What is Property Transfer Tax when Purchasing a Property in British Columbia?

Our job as residential real estate lawyers is to make sure you have the knowledge and understanding of all the various fees you may incur before taking possession of your new home. This can include, legal fees, home inspections/appraisals, insurance, taxes, and any other closing costs that could arise.

While some of these expenses are fixed costs, many are variable and depend on the price of the home or the requirements of your bank to fund the mortgage.

An example of that is the property transfer tax. If you purchase a property in British Columbia, then you or your legal professional must file a property transfer tax return, and you must pay the property transfer tax.

It is worth keeping in mind that these taxes do not apply when you are selling a property.

What Is the Property Transfer Tax?

The property transfer tax in British Columbia is calculated based on the fair market value (FMV) of the property on the day it gets registered with the Land Title Office. There are minimal exceptions to paying the property transfer tax in BC, unless you qualify for an exemption or purchase a pre-sold strata unit.

Property transfer tax in British Columbia should not be confused with annual property taxes that are due on the property.

The annual property taxes are paid yearly to your municipal or rural tax office for each property you have registered interest in to fund services in your area.

What are the different property tax rates?
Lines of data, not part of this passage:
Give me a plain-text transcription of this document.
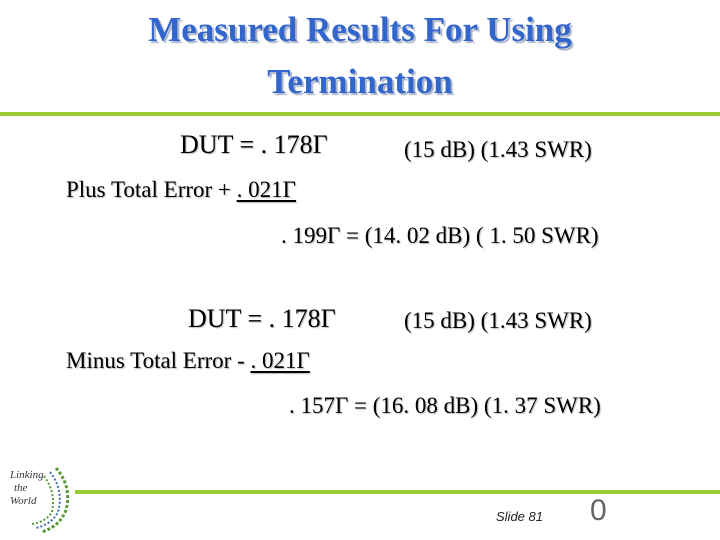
Measured Results For Using
Termination
DUT = . 178Γ	(15 dB) (1.43 SWR)
Plus Total Error + . 021Γ
. 199Γ = (14. 02 dB) ( 1. 50 SWR)
DUT = . 178Γ	(15 dB) (1.43 SWR)
Minus Total Error - . 021Γ
. 157Γ = (16. 08 dB) (1. 37 SWR)
Linking
the
World
Slide 81 0
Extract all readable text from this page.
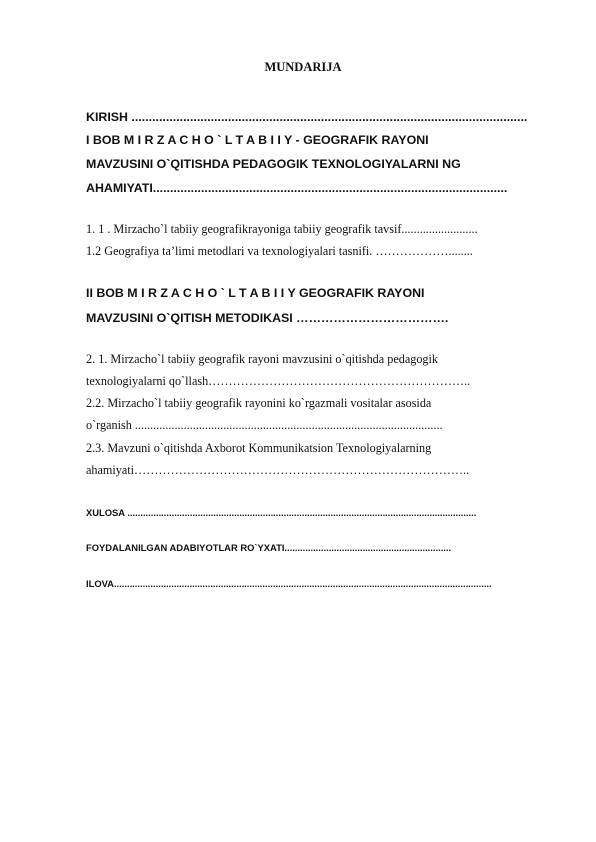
MUNDARIJA
KIRISH ...................................................................................................................
I BOB M I R Z A C H O ` L T A B I I Y - GEOGRAFIK RAYONI
MAVZUSINI O`QITISHDA PEDAGOGIK TEXNOLOGIYALARNI NG
AHAMIYATI.......................................................................................................
1. 1 . Mirzacho`l tabiiy geografikrayoniga tabiiy geografik tavsif.........................
1.2 Geografiya ta’limi metodlari va texnologiyalari tasnifi. ………………........
II BOB M I R Z A C H O ` L T A B I I Y GEOGRAFIK RAYONI
MAVZUSINI O`QITISH METODIKASI ……………………………….
2. 1. Mirzacho`l tabiiy geografik rayoni mavzusini o`qitishda pedagogik
texnologiyalarni qo`llash………………………………………………………..
2.2. Mirzacho`l tabiiy geografik rayonini ko`rgazmali vositalar asosida
o`rganish .....................................................................................................
2.3. Mavzuni o`qitishda Axborot Kommunikatsion Texnologiyalarning
ahamiyati………………………………………………………………………..
XULOSA ......................................................................................................................................
FOYDALANILGAN ADABIYOTLAR RO`YXATI................................................................
ILOVA.................................................................................................................................................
There are three rates to consider when thinking about your potential property transfer tax:

  • general property transfer tax
  • a further 2% charge on a property over $3,000,000, and
  • additional property transfer tax.

The general property transfer tax applies to any taxable transactions, and the rate is as follows:

  • 1% of the fair market value up to $200,000
  • 2% of the fair market value greater than, and including $200,000, or
  • 3% of fair market value on any property that is greater than $200,000

If the residential property you are purchasing is over $3,000,000, then a further 2% is required on top of the initial 3%. If the property is a mixed class, such as a mix of residential and commercial, you can pay the 2% tax on the residential portion of the property.
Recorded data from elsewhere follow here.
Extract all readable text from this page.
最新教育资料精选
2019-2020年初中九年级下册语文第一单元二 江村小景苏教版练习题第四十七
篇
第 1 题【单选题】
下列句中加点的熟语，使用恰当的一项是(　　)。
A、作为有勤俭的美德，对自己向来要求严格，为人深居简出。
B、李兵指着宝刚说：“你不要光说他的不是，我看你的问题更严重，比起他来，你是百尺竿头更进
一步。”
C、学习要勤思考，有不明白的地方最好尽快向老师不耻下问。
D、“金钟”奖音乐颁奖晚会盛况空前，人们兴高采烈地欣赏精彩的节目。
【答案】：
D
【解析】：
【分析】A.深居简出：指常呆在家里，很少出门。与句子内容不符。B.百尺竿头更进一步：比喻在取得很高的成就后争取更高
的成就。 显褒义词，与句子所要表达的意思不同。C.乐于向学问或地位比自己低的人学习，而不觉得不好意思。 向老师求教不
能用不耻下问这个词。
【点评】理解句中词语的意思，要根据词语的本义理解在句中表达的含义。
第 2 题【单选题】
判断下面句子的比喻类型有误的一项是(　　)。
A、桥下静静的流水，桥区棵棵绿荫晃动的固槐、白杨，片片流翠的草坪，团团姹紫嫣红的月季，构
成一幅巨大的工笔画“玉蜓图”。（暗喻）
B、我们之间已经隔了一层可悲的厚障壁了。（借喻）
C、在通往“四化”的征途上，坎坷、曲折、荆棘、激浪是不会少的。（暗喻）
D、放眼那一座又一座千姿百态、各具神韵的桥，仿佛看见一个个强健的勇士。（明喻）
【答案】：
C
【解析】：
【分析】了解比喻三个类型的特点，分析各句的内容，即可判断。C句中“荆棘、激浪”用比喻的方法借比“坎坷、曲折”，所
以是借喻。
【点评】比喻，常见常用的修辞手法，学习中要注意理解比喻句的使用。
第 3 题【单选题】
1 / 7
The additional property transfer tax applies if you are a foreign national, foreign corporation or taxable trustee. These rates are applied if the property you are purchasing is within one of the specified areas of British Columbia.
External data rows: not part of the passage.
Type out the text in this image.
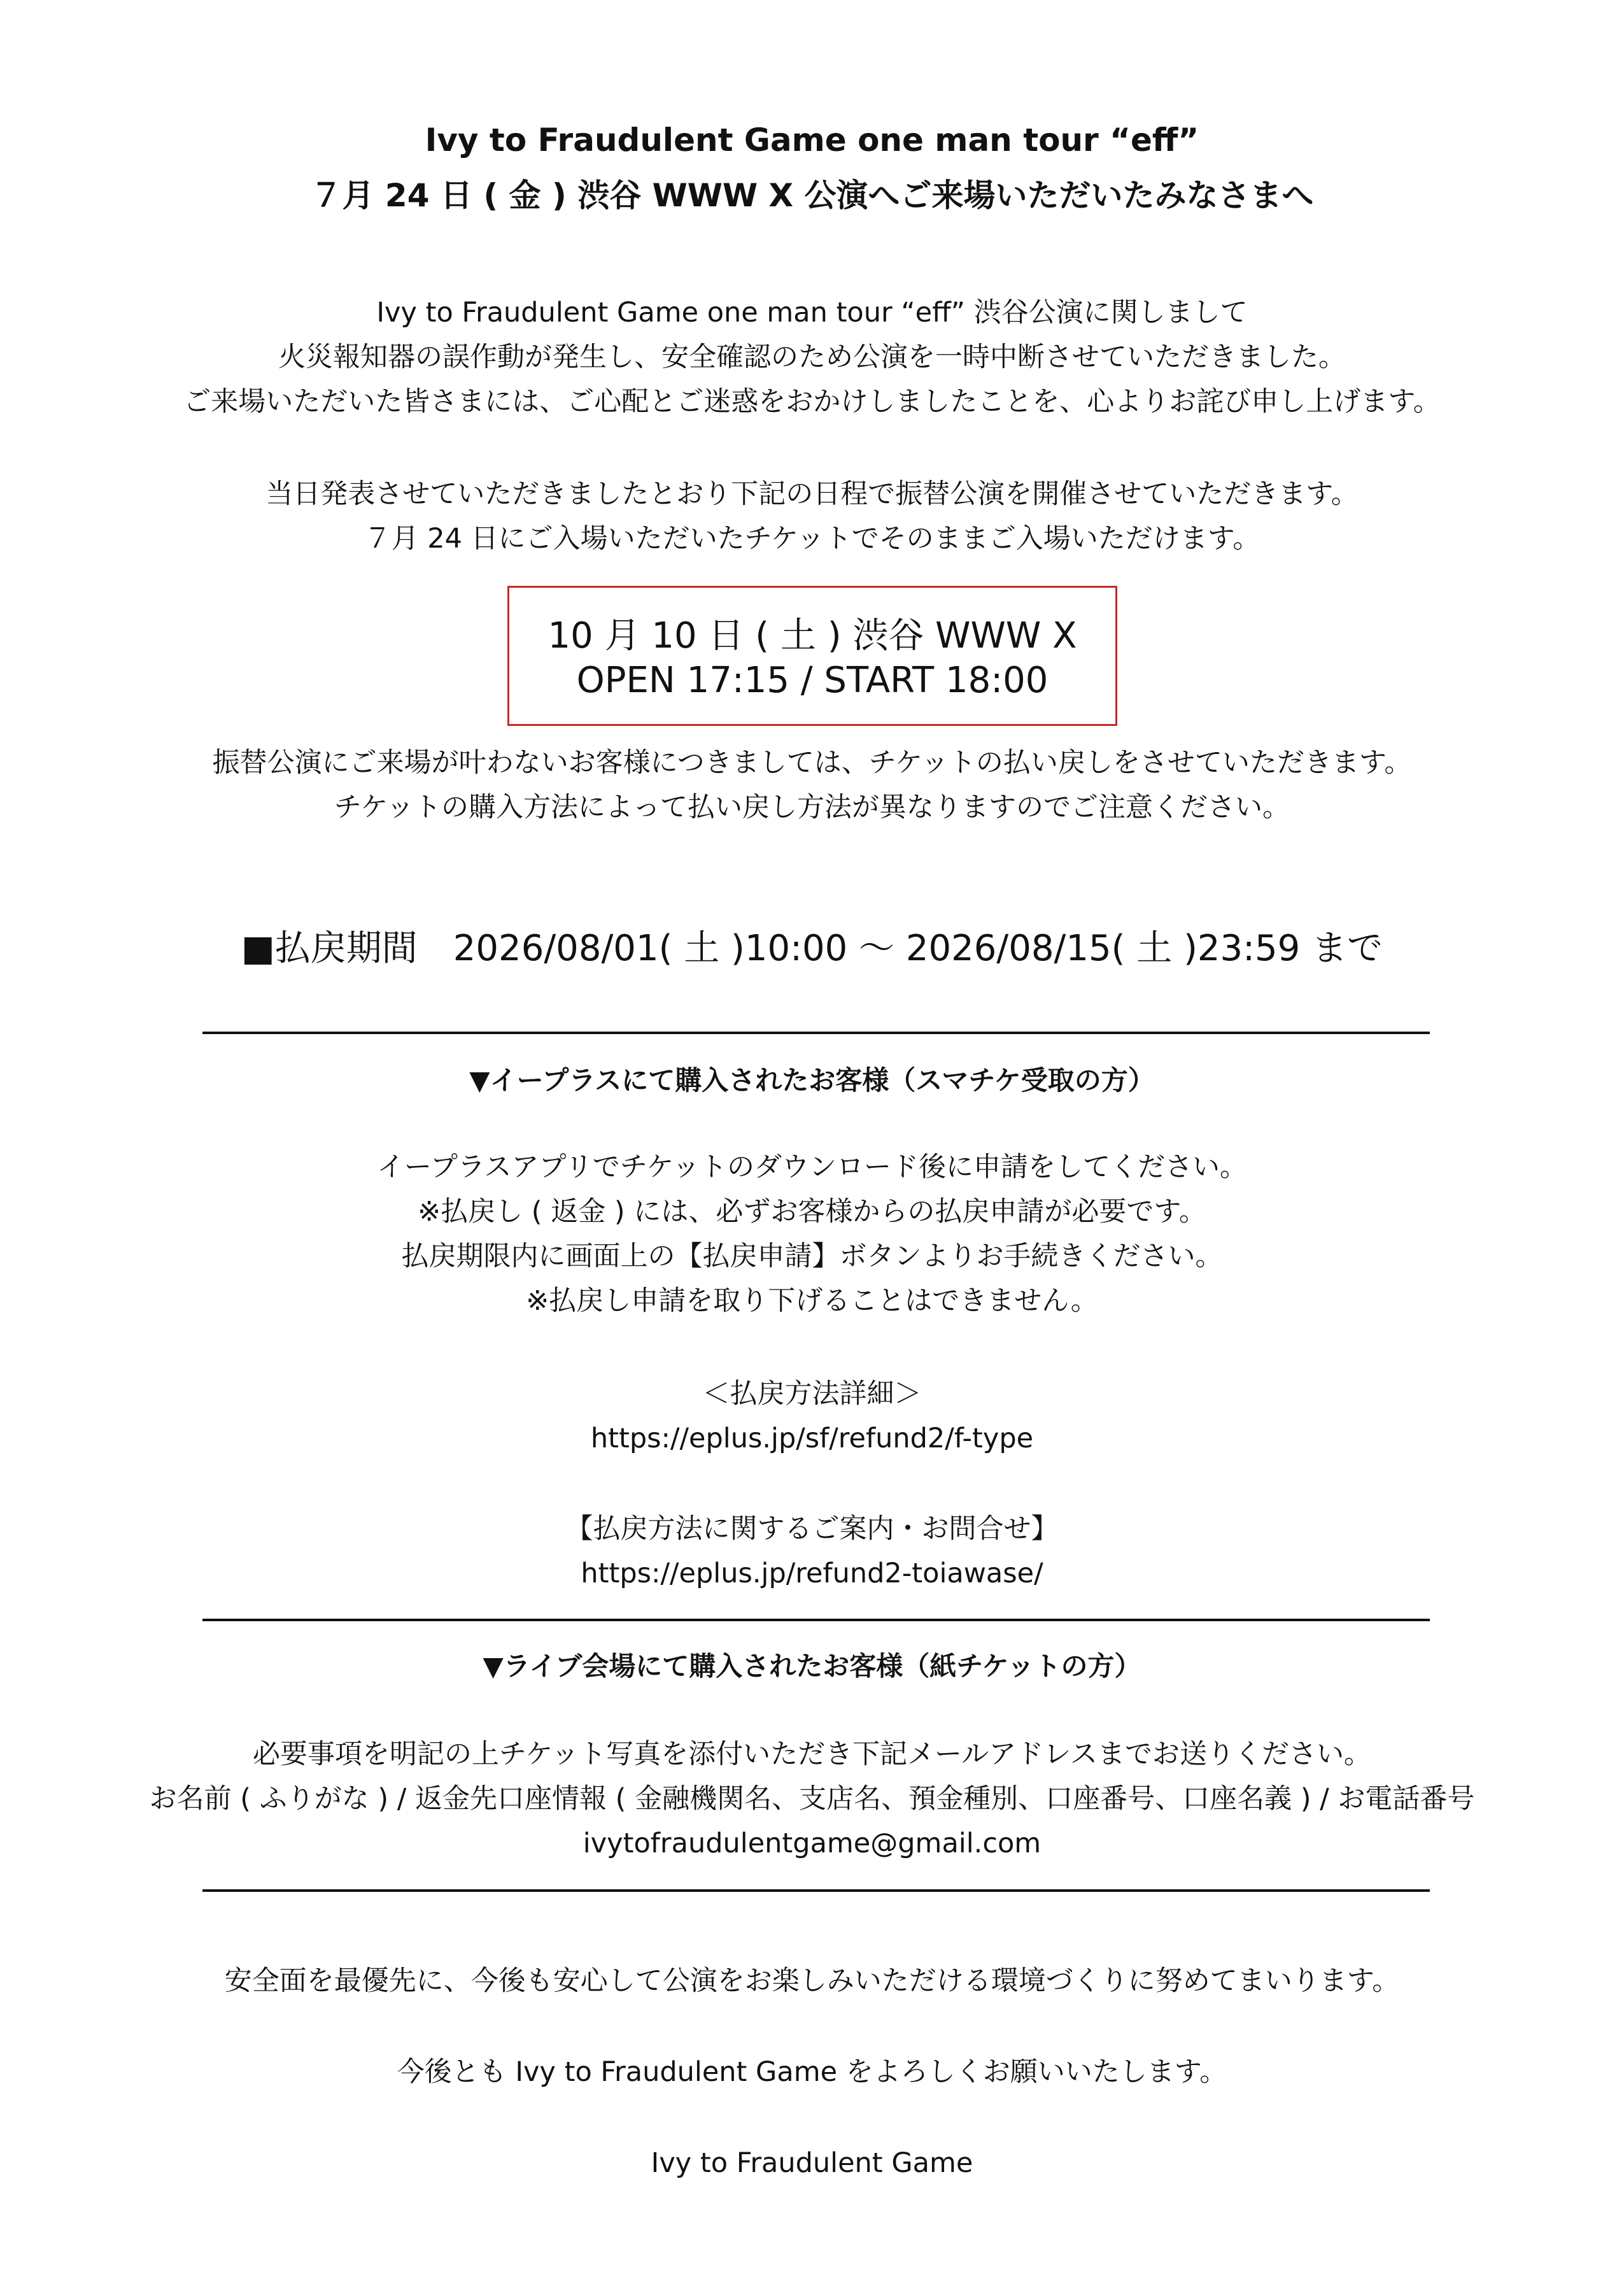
Ivy to Fraudulent Game one man tour “eff”
７月 24 日 ( 金 ) 渋谷 WWW X 公演へご来場いただいたみなさまへ
Ivy to Fraudulent Game one man tour “eff” 渋谷公演に関しまして
火災報知器の誤作動が発生し、安全確認のため公演を一時中断させていただきました。
ご来場いただいた皆さまには、ご心配とご迷惑をおかけしましたことを、心よりお詫び申し上げます。
当日発表させていただきましたとおり下記の日程で振替公演を開催させていただきます。
７月 24 日にご入場いただいたチケットでそのままご入場いただけます。
10 月 10 日 ( 土 ) 渋谷 WWW X
OPEN 17:15 / START 18:00
振替公演にご来場が叶わないお客様につきましては、チケットの払い戻しをさせていただきます。
チケットの購入方法によって払い戻し方法が異なりますのでご注意ください。
■払戻期間　2026/08/01( 土 )10:00 〜 2026/08/15( 土 )23:59 まで
▼イープラスにて購入されたお客様（スマチケ受取の方）
イープラスアプリでチケットのダウンロード後に申請をしてください。
※払戻し ( 返金 ) には、必ずお客様からの払戻申請が必要です。
払戻期限内に画面上の【払戻申請】ボタンよりお手続きください。
※払戻し申請を取り下げることはできません。
＜払戻方法詳細＞
https://eplus.jp/sf/refund2/f-type
【払戻方法に関するご案内・お問合せ】
https://eplus.jp/refund2-toiawase/
▼ライブ会場にて購入されたお客様（紙チケットの方）
必要事項を明記の上チケット写真を添付いただき下記メールアドレスまでお送りください。
お名前 ( ふりがな ) / 返金先口座情報 ( 金融機関名、支店名、預金種別、口座番号、口座名義 ) / お電話番号
ivytofraudulentgame@gmail.com
安全面を最優先に、今後も安心して公演をお楽しみいただける環境づくりに努めてまいります。
今後とも Ivy to Fraudulent Game をよろしくお願いいたします。
Ivy to Fraudulent Game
If you are a foreign buyer, you should be aware of the extra costs of buying property in B.C.

If you are a foreign buyer, the percentage of interest that you are registering with the Land Title Office is how your proportionate share is calculated. If you are acquiring 70% interest in a property, you will pay the additional property tax on 70% of the residential property’s fair market value.

For example, the current tax rate for foreign buyers is 20%. Any foreign buyer who was to buy a property in a specified B.C. area, such as West Vancouver or White Rock, would be required to pay an additional 20% of the fair market value based on your proportionate share.

Understanding costs, such as these kinds of taxes, is why a residential lawyer is important when acquiring or selling property so no cost should come as a surprise.